First up at 10:00AM, a meeting of the county council’s Commercial & Investment Committee. The committee approves down payments of £722,000 for grid connections for three energy projects at Babraham Park & Ride, North Angle Solar Farm, and Stanground closed landfill site, so that they will be able to export energy to the national grid.
We’re then asked to support a bid to the council’s ‘transformation fund’ for £390,000 to fund a team of people for eighteen months to progress the council’s investment and commercial ambitions, with the aim that they will become self-funding within eighteen months. This leads into a wider discussion about the sustainability of the ‘transformation team’ itself, from which some of the commercial team will be seconded, and which will also need to be self-sustaining at some point in the coming years.
We receive an update on the council’s strategy for older people’s accommodation. An ageing population, and rising prices for care, leave the council exposed to significant increased costs. There’s some debate about why there are empty care beds but prices still don’t come down; and about the suggestion of new ‘tenancy’ models of care which would ‘repatriate costs currently borne by the [Local Authority] to the appropriate agency’ – in other words, shift care costs from the county council to others including the health service and the housing benefit bill.
We have a first look at the committee’s budget proposals for the next financial year. There are two proposals: a continuation of the council’s investment in a pooled property fund; and increasing commercial returns from the county council’s farms estate. In response to a question from me, we’re told that we will be asked in December to increase the amount invested in the fund from £11M to £20M. I also ask about how the county council will develop a view on how decisions like the commercialisation of the county farms estate will contribute to climate change. What is the council’s view of the competing uses of agricultural land – whether for the council’s own solar energy schemes, for increasing non-agricultural uses of its own farms estate, and for agriculture and food security in the light of the coming climate emergency? The council has two working groups working on a climate change strategy and a county farms strategy respectively – they both report into the Commercial & Investment Committee, but is a commercial committee the right place to develop this environmental view?
Having noted the committee’s draft capital programme, we move on to note the council’s investment strategy. Overall the council aims to generate a six per cent return on its investment portfolio over the medium term.
There’s a finance monitoring report, our forward agenda plan and training plan, and then the press and public are excluded for a ‘Cambs 2020 Spokes Review’ – a somewhat cryptic title for the ‘spokes’ or non-HQ buildings from which the council will also be operating once it moves its HQ from Shire Hall to Alconbury.
Second up, a training session for Commercial & Investment Committee members on some of the council’s energy projects.
- The schools energy efficiency programme has committed £11M across 55 schools to install solutions including solar PV, LED lighting, building energy management systems, new boilers, biomass boilers, and air-source heat pumps. These are generating financial as well as energy and carbon savings.
- The Swaffham Prior energy project is a joint scheme with the local Community Land Trust which aims to create a district heating network to move the community from oil to renewable heating.
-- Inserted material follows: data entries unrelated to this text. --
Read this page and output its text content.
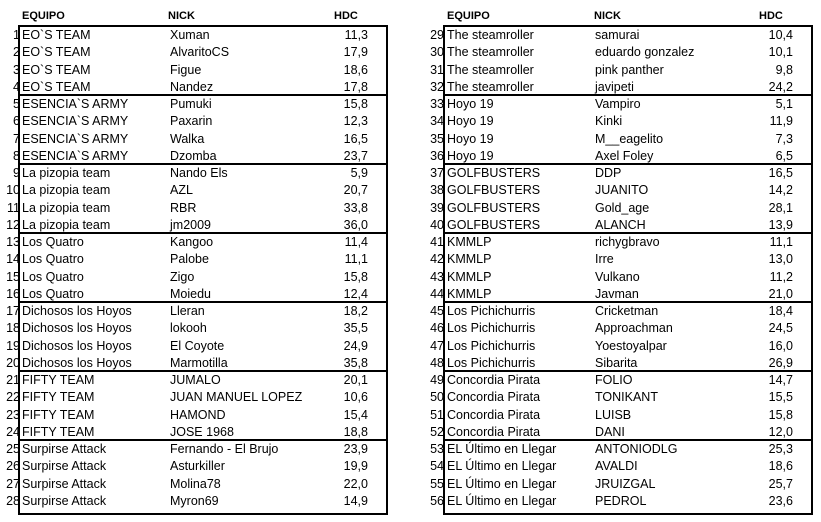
EQUIPO	NICK	HDC	EQUIPO	NICK	HDC
1 EO`S TEAM	Xuman	11,3
2 EO`S TEAM	AlvaritoCS	17,9
3 EO`S TEAM	Figue	18,6
4 EO`S TEAM	Nandez	17,8
5 ESENCIA`S ARMY	Pumuki	15,8
6 ESENCIA`S ARMY	Paxarin	12,3
7 ESENCIA`S ARMY	Walka	16,5
8 ESENCIA`S ARMY	Dzomba	23,7
9 La pizopia team	Nando Els	5,9
10 La pizopia team	AZL	20,7
11 La pizopia team	RBR	33,8
12 La pizopia team	jm2009	36,0
13 Los Quatro	Kangoo	11,4
14 Los Quatro	Palobe	11,1
15 Los Quatro	Zigo	15,8
16 Los Quatro	Moiedu	12,4
17 Dichosos los Hoyos	Lleran	18,2
18 Dichosos los Hoyos	lokooh	35,5
19 Dichosos los Hoyos	El Coyote	24,9
20 Dichosos los Hoyos	Marmotilla	35,8
21 FIFTY TEAM	JUMALO	20,1
22 FIFTY TEAM	JUAN MANUEL LOPEZ	10,6
23 FIFTY TEAM	HAMOND	15,4
24 FIFTY TEAM	JOSE 1968	18,8
25 Surpirse Attack	Fernando - El Brujo	23,9
26 Surpirse Attack	Asturkiller	19,9
27 Surpirse Attack	Molina78	22,0
28 Surpirse Attack	Myron69	14,9
29 The steamroller	samurai	10,4
30 The steamroller	eduardo gonzalez	10,1
31 The steamroller	pink panther	9,8
32 The steamroller	javipeti	24,2
33 Hoyo 19	Vampiro	5,1
34 Hoyo 19	Kinki	11,9
35 Hoyo 19	M__eagelito	7,3
36 Hoyo 19	Axel Foley	6,5
37 GOLFBUSTERS	DDP	16,5
38 GOLFBUSTERS	JUANITO	14,2
39 GOLFBUSTERS	Gold_age	28,1
40 GOLFBUSTERS	ALANCH	13,9
41 KMMLP	richygbravo	11,1
42 KMMLP	Irre	13,0
43 KMMLP	Vulkano	11,2
44 KMMLP	Javman	21,0
45 Los Pichichurris	Cricketman	18,4
46 Los Pichichurris	Approachman	24,5
47 Los Pichichurris	Yoestoyalpar	16,0
48 Los Pichichurris	Sibarita	26,9
49 Concordia Pirata	FOLIO	14,7
50 Concordia Pirata	TONIKANT	15,5
51 Concordia Pirata	LUISB	15,8
52 Concordia Pirata	DANI	12,0
53 EL Último en Llegar	ANTONIODLG	25,3
54 EL Último en Llegar	AVALDI	18,6
55 EL Último en Llegar	JRUIZGAL	25,7
56 EL Último en Llegar	PEDROL	23,6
Finally, a meeting of the cross-party councillor steering group overseeing the development of the council’s climate change and energy strategy. A useful discussion about the overall aims of the strategy and the need to work with partners and local communities to make this happen. I pointed out the growing number of parish councils, including Witchford in my own area, now declaring a climate emergency and beginning to develop their own plans.